Create an observation table as required. For example:

| Features Used | Precision | Recall | Accuracy | F1-Score |
|---------------|-----------|--------|----------|----------|
| All 13        | 0.85      | 0.78   | 0.82     | 0.81     |
| Top 5         | 0.83      | 0.80   | 0.81     | 0.81     |

Try different feature sets and record results. The assignment emphasizes experimentation, not just highest accuracy.
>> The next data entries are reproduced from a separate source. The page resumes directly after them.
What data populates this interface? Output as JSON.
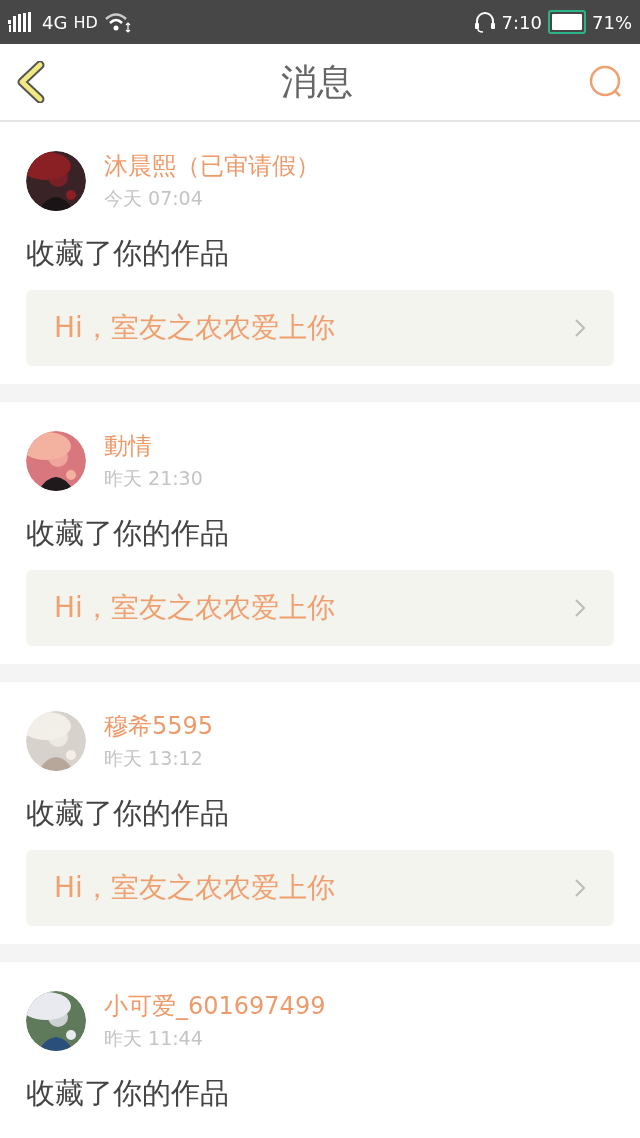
{
  "status_bar": {
    "network": "4G",
    "hd": "HD",
    "time": "7:10",
    "battery_text": "71%"
  },
  "header": {
    "title": "消息"
  },
  "messages": [
    {
      "name": "沐晨熙（已审请假）",
      "time": "今天 07:04",
      "action": "收藏了你的作品",
      "link": "Hi，室友之农农爱上你"
    },
    {
      "name": "動情",
      "time": "昨天 21:30",
      "action": "收藏了你的作品",
      "link": "Hi，室友之农农爱上你"
    },
    {
      "name": "穆希5595",
      "time": "昨天 13:12",
      "action": "收藏了你的作品",
      "link": "Hi，室友之农农爱上你"
    },
    {
      "name": "小可爱_601697499",
      "time": "昨天 11:44",
      "action": "收藏了你的作品"
    }
  ]
}
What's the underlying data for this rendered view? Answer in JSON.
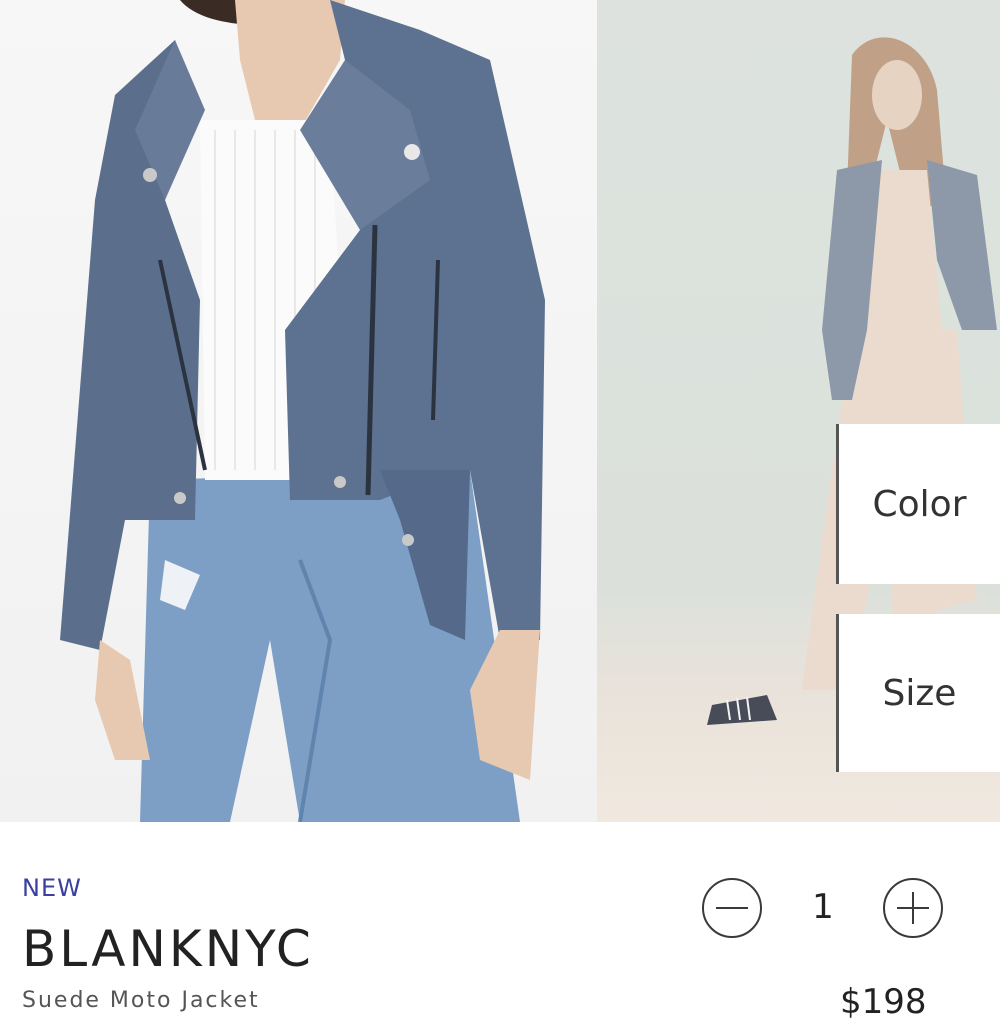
{
  "product": {
    "badge": "NEW",
    "brand": "BLANKNYC",
    "subtitle": "Suede Moto Jacket",
    "price": "$198"
  },
  "options": {
    "color_label": "Color",
    "size_label": "Size"
  },
  "quantity": {
    "value": "1",
    "decrement_icon": "minus-circle-icon",
    "increment_icon": "plus-circle-icon"
  },
  "colors": {
    "jacket": "#5b6f8d",
    "accent": "#3a3fa0",
    "panel_bg": "#d8ded8"
  }
}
Trend-Inspired Example: Like Training a Fitness AI

Think of this as building a simple AI that predicts heart risk, similar to how modern fitness apps (like Apple Health or Fitbit in 2026) use sensor data to alert users. Your logistic regression model is like a mini AI that learns from historical data—just as a game AI learns from player moves. By visualizing features, you're doing feature engineering, a key skill in machine learning.

Tips for Your Report

Include screenshots of your best plots.
Explain why you selected or eliminated each feature.
Discuss trade-offs: high recall vs. high precision depending on use case.
Mention limitations: logistic regression assumes linear decision boundary; heart disease may have nonlinear patterns.

Conclusion

By following this guide, you'll complete all requirements of CSCI 183 homework 3: extensive visualization, feature selection, model implementation, and evaluation. Remember, the goal is to experiment and learn. Even if your model isn't perfect, documenting your process thoroughly will earn you top marks. Good luck!